[Do, 25.12.2025 – Weihnachtstage, Winterland, die Ideologen im Weißen Haus, Hirtenmaccheroni]

Heiligabend war nett. Meine Familie feierte bei meiner größeren Schwester und ihrer Familie. Es gab Steaks, wovon ich drei Stück aß, und danach noch eine große Portion Tiramisu. Statt einer großen Bescherungsrunde, wichtelten wir nur, das ist unter Erwachsenen wesentlich freundlicher und weniger hysterisch. Ich war das Wichtelkind (nennt man das so auf Hochdeutsch?) von meinem Schwager, der mir zwei Fünfkilohanteln schenkte. Ein sehr passendes Geschenk, weil mir die 7,5 Kilos, die ich jetzt habe, für manche Übungen zu schwer sind. Aber das wusste er nicht. Eigentlich konnte das niemand wissen, weil ich mit niemandem je darüber gesprochen habe. Es wunderte mich ein wenig, aber ich fragte nicht nach.
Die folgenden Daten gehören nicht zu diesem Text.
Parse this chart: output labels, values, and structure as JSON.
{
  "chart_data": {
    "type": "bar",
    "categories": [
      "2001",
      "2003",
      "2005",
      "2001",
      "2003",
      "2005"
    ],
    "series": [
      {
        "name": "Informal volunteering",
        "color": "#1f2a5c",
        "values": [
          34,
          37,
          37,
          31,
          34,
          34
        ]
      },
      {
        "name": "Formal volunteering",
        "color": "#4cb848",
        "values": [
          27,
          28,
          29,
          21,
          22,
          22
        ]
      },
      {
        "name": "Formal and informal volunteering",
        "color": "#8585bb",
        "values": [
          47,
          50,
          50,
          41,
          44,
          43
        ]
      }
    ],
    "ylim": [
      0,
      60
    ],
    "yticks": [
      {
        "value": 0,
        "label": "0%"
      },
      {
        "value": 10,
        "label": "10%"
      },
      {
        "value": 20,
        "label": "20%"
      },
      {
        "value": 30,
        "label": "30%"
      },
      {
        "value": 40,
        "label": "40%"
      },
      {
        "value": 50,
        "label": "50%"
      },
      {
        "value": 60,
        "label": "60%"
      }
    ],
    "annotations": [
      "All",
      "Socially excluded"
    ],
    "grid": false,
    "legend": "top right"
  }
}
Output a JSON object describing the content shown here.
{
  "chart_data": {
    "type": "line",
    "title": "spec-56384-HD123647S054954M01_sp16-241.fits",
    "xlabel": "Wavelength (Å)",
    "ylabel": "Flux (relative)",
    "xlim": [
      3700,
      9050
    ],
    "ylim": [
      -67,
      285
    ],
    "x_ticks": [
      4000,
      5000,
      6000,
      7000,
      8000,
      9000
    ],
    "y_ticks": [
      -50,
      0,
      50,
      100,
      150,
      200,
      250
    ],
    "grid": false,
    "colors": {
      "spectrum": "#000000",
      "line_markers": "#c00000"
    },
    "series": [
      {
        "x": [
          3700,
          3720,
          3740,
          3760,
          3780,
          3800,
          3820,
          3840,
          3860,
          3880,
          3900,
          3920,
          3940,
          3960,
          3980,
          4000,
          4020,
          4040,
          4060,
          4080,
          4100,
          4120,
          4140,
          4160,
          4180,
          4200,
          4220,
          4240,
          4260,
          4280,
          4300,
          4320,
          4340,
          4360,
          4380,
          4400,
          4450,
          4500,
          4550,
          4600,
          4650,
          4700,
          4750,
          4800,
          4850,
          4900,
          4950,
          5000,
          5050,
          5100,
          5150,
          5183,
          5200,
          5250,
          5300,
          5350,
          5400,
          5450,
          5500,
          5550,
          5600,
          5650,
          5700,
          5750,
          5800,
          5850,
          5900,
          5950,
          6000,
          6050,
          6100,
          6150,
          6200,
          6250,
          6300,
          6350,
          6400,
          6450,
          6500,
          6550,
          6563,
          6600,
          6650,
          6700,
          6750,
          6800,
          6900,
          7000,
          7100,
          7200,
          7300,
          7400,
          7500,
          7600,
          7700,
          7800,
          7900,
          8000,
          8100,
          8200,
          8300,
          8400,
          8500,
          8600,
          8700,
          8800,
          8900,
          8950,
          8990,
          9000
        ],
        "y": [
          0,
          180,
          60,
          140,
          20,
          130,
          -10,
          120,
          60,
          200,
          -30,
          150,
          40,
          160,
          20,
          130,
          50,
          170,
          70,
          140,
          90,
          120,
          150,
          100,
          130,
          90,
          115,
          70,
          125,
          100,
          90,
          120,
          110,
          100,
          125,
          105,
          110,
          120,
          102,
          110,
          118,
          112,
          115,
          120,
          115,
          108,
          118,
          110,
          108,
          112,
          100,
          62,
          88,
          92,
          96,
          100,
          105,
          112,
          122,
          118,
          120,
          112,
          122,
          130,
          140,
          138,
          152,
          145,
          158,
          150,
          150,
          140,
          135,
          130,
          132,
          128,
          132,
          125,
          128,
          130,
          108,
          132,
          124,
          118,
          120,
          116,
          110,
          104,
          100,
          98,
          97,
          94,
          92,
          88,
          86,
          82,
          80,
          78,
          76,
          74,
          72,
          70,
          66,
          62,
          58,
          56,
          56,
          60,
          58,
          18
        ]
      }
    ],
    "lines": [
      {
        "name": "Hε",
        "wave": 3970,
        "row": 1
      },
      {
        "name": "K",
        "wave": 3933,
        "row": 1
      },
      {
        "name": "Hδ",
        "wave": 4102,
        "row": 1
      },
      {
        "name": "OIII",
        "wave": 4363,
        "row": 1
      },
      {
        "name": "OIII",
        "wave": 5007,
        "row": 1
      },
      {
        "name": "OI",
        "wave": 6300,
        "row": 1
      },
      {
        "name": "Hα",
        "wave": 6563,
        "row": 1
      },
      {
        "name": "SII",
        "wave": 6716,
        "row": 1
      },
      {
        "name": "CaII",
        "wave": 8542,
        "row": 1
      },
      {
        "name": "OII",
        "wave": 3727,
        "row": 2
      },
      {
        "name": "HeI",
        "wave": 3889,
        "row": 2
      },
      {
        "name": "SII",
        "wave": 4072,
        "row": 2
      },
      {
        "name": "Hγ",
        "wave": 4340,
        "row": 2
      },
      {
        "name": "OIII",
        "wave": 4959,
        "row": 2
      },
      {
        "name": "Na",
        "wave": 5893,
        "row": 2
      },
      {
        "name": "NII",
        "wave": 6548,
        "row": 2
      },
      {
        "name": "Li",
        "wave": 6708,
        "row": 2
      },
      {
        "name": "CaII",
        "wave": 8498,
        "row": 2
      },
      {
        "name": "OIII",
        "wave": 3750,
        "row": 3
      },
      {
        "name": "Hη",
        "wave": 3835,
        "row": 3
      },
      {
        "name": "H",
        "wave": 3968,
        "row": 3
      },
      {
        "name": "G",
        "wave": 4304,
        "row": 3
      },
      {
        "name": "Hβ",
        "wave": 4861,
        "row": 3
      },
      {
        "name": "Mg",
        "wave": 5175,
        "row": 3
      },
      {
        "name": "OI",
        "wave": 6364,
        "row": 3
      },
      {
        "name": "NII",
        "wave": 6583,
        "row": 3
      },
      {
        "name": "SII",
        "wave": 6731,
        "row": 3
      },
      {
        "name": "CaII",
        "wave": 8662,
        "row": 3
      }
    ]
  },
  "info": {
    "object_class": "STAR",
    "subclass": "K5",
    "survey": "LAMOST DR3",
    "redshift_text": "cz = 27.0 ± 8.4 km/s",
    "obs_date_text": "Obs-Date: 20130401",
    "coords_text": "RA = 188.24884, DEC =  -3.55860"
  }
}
Da mein Vater in Meran geblieben ist, verabredeten wir uns für den Folgetag. Ich sollte um 11 Uhr in der Stadt sein. Er schlug vor, dass ich das Auto mitnähme, dann können wir einen Ausflug machen. Das ist auch für die Hündin die nettere Alternative. Als ich um 11 Uhr am Theaterplatz wartete, kamen er und meine kleine Schwester. Niemand von uns hatte einen Plan, wo wir hinfahren könnten. Dann fiel mir Pfelders ein, das ist ein kleines Dorf am Ende eines abgelegenen Tales, am Fuße der Texel-Gletscher. Dort wollte ich schon oft hin, weil sich der Ort als Ausgangspunkt für Wanderungen zur spektakulären Stettiner Hütte empfiehlt.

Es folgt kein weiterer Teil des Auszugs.